Older people forget that even if younger people know a history, the context is often lost. So here's a story about Leninism & the US Left for late millennials & Zoomers. Until at least Nov '99, Leninists (inc Trots, Maoists & Stalinists) were omnipresent & usu dominated the Left.
They were literally everywhere once you got to the left of the Dems (and not infrequently even there on the edges). Any issue, any demo, any open meeting, they were there - almost always with newspapers, slogans & often trying to hijack it. You see the same thing today but...
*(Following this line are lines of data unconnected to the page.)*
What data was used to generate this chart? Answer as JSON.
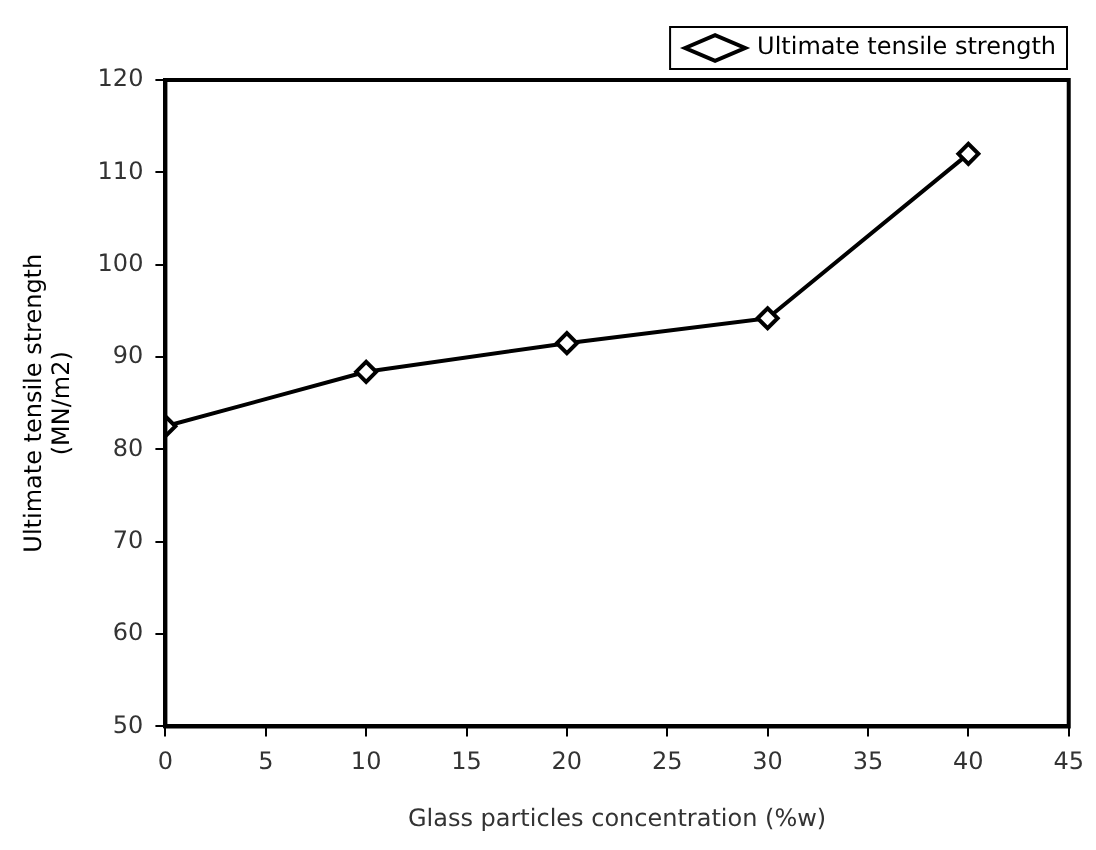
{
  "chart_data": {
    "type": "line",
    "xlabel": "Glass particles concentration (%w)",
    "ylabel": "Ultimate tensile strength\n(MN/m2)",
    "x": [
      0,
      10,
      20,
      30,
      40
    ],
    "series": [
      {
        "name": "Ultimate tensile strength",
        "color": "#000000",
        "values": [
          82.5,
          88.4,
          91.5,
          94.2,
          112
        ]
      }
    ],
    "xlim": [
      0,
      45
    ],
    "xticks": [
      0,
      5,
      10,
      15,
      20,
      25,
      30,
      35,
      40,
      45
    ],
    "ylim": [
      50,
      120
    ],
    "yticks": [
      50,
      60,
      70,
      80,
      90,
      100,
      110,
      120
    ],
    "grid": false,
    "legend": "top right",
    "marker": "diamond",
    "line_style": "solid"
  }
}
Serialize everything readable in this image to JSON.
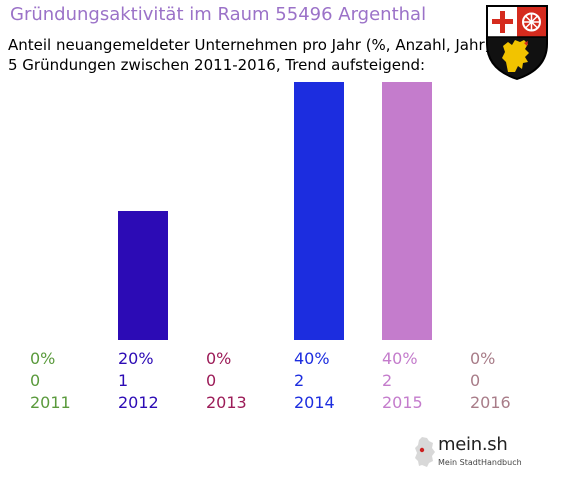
{
  "header": {
    "title": "Gründungsaktivität im Raum 55496 Argenthal",
    "subtitle_line1": "Anteil neuangemeldeter Unternehmen pro Jahr (%, Anzahl, Jahr)",
    "subtitle_line2": "5 Gründungen zwischen 2011-2016, Trend aufsteigend:"
  },
  "crest": {
    "icon": "rhineland-palatinate-coat-of-arms-icon"
  },
  "chart_data": {
    "type": "bar",
    "title": "Gründungsaktivität im Raum 55496 Argenthal",
    "categories": [
      "2011",
      "2012",
      "2013",
      "2014",
      "2015",
      "2016"
    ],
    "values": [
      0,
      1,
      0,
      2,
      2,
      0
    ],
    "percent_labels": [
      "0%",
      "20%",
      "0%",
      "40%",
      "40%",
      "0%"
    ],
    "count_labels": [
      "0",
      "1",
      "0",
      "2",
      "2",
      "0"
    ],
    "bar_colors": [
      "#5a9a3c",
      "#2c0bb5",
      "#9c1c58",
      "#1c2ddf",
      "#c47ccc",
      "#a87c88"
    ],
    "ylim": [
      0,
      2
    ],
    "grid": false,
    "legend": "none"
  },
  "logo": {
    "name": "mein.sh",
    "tagline": "Mein StadtHandbuch"
  }
}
you have the imagine that this was EVERYWHERE. These three annoying tankies and the right-wing of DSA? Now imagine they switched places with everyone into identity politics today. The Leninist sects were all-pervasive and to avoid them you had to literally meet in secret or have
an issue so repulsive to them that they'd quickly go away (radical environmentalism or animal rights). It was only with the anti-WTO demo in Seattle in Nov 99 & ensuing movement that this switched; and then it went back to the Leninists, whose front groups dominated the anti-war
moements of 2001 and 2003-4. After that they faded (largely b/c of age if you ask me), finally with Occupy being clearly in a subordinate position (or they would have taken it over if it had been a decade or more prior). Anyway, no point to this other than I was surprised that
someone I was talking to who was younger than me didn't understand this, and what an uphill struggle anarchists had in the 70s-90s. And don't get me started on how the RCP were everywhere all the time....
to this day, when someone says something about a non-class/economic issue, I still hear in my head "But what about the working class!" and/ or "After the revolution that problem [racism/homophobia/ patriarchy] will go away because it is a product of capitalism!"